Sarmuji menegaskan adanya perbedaan mendasar antara kondisi saat ini dengan dua dekade lalu, baik dari sisi ekonomi maupun politik. "Kalau dulu ada krisis ekonomi yang sangat berat, sekarang ekonomi kita masih tumbuh. Kalau dulu kebebasan politik dibatasi, sekarang ruang demokrasi sangat terbuka. Jadi saya melihat situasinya tidak sama," jelasnya. Penilaian sejalan dengan kajian yang menyebutkan kebijakan pemerintah dalam menjaga stabilitas ekonomi nasional telah memberikan daya tahan kuat terhadap tekanan global.

Sementara itu, menanggapi ultimatum dari sebagian kelompok mahasiswa dalam aksi di Jawa Tengah, sejumlah organisasi kepemudaan mengajak masyarakat untuk mengedepankan pendekatan konstruktif dan solutif. Ketua Liga Mahasiswa Nasional untuk Demokrasi (LMND) Jawa Tengah, Udin, menekankan bahwa semangat kebersamaan dan gotong royong menjadi kebutuhan utama saat ini.

"Yang dibutuhkan saat ini bukan saling menyalahkan, melainkan gotong royong seluruh elemen bangsa," tegas Udin. Ia menambahkan kolaborasi antar kelompok masyarakat merupakan fondasi penting untuk memperkuat ketahanan nasional. Kontribusi mahasiswa dan masyarakat dinilai lebih berdampak jika diarahkan pada penyampaian gagasan, kritik membangun, dan solusi aplikatif.

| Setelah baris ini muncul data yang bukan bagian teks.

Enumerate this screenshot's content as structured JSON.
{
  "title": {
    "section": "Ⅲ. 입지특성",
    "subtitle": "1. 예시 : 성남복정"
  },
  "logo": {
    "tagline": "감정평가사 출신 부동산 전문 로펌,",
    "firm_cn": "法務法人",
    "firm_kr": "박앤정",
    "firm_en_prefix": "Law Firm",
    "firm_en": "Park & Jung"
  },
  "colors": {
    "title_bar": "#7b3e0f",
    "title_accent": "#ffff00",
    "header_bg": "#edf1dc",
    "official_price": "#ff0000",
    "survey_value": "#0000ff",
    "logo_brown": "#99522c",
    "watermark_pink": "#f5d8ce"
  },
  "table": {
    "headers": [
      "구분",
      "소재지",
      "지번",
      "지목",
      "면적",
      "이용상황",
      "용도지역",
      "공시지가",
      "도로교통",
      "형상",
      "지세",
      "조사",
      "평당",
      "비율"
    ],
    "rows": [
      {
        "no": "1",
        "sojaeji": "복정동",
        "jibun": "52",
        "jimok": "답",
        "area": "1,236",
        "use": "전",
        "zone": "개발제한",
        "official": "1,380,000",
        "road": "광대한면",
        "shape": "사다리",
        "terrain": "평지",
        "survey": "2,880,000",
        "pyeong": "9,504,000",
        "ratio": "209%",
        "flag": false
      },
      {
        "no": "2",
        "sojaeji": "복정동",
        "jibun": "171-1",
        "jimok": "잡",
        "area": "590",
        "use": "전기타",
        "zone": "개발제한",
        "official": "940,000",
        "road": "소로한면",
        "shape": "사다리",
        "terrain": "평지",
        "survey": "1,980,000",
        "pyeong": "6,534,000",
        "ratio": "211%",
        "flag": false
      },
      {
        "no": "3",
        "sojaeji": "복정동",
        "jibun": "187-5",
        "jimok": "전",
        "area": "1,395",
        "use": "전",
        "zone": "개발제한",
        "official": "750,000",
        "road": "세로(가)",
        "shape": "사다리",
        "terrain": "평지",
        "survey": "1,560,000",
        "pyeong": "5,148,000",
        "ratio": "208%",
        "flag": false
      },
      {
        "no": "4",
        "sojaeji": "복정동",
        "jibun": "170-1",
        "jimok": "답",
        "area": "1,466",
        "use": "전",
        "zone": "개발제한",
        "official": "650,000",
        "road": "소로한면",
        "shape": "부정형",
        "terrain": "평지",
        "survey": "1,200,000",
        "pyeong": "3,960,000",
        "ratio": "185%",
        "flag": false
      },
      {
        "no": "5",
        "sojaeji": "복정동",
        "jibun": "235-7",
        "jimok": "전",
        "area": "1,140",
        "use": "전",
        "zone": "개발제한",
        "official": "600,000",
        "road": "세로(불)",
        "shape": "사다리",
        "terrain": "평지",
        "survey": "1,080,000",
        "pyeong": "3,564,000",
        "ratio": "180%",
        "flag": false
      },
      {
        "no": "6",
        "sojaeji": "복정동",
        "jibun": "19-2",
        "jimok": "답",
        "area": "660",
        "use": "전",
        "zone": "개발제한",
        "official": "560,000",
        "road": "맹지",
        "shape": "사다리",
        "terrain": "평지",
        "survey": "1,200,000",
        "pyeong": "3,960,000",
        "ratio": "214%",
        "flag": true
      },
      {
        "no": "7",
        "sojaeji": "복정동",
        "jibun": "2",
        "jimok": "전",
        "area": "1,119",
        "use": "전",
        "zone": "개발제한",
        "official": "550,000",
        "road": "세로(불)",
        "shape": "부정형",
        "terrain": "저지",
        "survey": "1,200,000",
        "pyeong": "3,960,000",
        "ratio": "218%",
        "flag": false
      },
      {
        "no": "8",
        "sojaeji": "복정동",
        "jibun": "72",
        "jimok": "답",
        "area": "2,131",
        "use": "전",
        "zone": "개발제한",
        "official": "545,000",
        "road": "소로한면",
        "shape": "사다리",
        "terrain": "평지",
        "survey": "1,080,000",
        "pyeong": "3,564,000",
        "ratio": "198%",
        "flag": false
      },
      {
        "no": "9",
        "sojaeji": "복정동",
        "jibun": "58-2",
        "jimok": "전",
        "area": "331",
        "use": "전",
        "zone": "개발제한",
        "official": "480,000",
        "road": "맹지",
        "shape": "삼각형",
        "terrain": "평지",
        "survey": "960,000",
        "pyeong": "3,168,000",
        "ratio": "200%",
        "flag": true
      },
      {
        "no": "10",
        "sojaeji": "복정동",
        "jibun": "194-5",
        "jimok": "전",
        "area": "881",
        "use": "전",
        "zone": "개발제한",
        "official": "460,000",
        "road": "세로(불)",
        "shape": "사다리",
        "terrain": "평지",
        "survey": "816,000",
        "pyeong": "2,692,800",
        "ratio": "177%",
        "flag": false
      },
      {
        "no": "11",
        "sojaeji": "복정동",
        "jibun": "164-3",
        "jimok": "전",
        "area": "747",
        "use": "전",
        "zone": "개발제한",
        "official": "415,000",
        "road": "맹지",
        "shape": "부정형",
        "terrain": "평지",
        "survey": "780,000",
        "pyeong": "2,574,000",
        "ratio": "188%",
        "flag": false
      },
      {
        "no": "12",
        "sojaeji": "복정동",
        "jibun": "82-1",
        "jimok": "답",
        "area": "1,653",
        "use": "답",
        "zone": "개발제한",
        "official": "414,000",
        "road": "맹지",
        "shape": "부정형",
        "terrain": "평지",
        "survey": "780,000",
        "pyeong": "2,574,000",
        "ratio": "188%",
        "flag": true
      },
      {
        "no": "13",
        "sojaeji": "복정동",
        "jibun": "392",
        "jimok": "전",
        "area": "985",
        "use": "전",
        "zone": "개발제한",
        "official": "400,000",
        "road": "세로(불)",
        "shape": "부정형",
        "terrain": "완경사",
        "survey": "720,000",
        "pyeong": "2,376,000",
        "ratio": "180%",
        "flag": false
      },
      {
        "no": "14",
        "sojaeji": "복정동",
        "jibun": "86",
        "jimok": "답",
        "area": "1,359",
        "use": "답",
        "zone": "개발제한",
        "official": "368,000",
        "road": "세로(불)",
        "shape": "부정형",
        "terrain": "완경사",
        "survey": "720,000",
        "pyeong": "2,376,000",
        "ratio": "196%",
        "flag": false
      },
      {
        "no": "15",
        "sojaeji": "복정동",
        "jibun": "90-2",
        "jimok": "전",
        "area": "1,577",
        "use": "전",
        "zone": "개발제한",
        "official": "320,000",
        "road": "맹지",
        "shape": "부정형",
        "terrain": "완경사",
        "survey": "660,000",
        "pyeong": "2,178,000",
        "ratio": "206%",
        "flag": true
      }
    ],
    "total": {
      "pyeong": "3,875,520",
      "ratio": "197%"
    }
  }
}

Udin mengajak berbagai elemen, mulai dari mahasiswa, pemuda, pekerja, petani, pelaku UMKM, akademisi, hingga pemerintah, untuk bersama-sama memperkuat ekonomi nasional. "Kritik tetap penting, tetapi harus mampu mendorong solusi dan optimisme bagi masa depan bangsa," imbuhnya. Dukungan masyarakat terhadap jalannya pemerintahan, soliditas koalisi politik, dan kondisi keamanan nasional yang terjaga menjadi modal penting dalam mempertahankan stabilitas negara, sehingga optimisme menghadapi tantangan secara demokratis dan damai tetap terpelihara.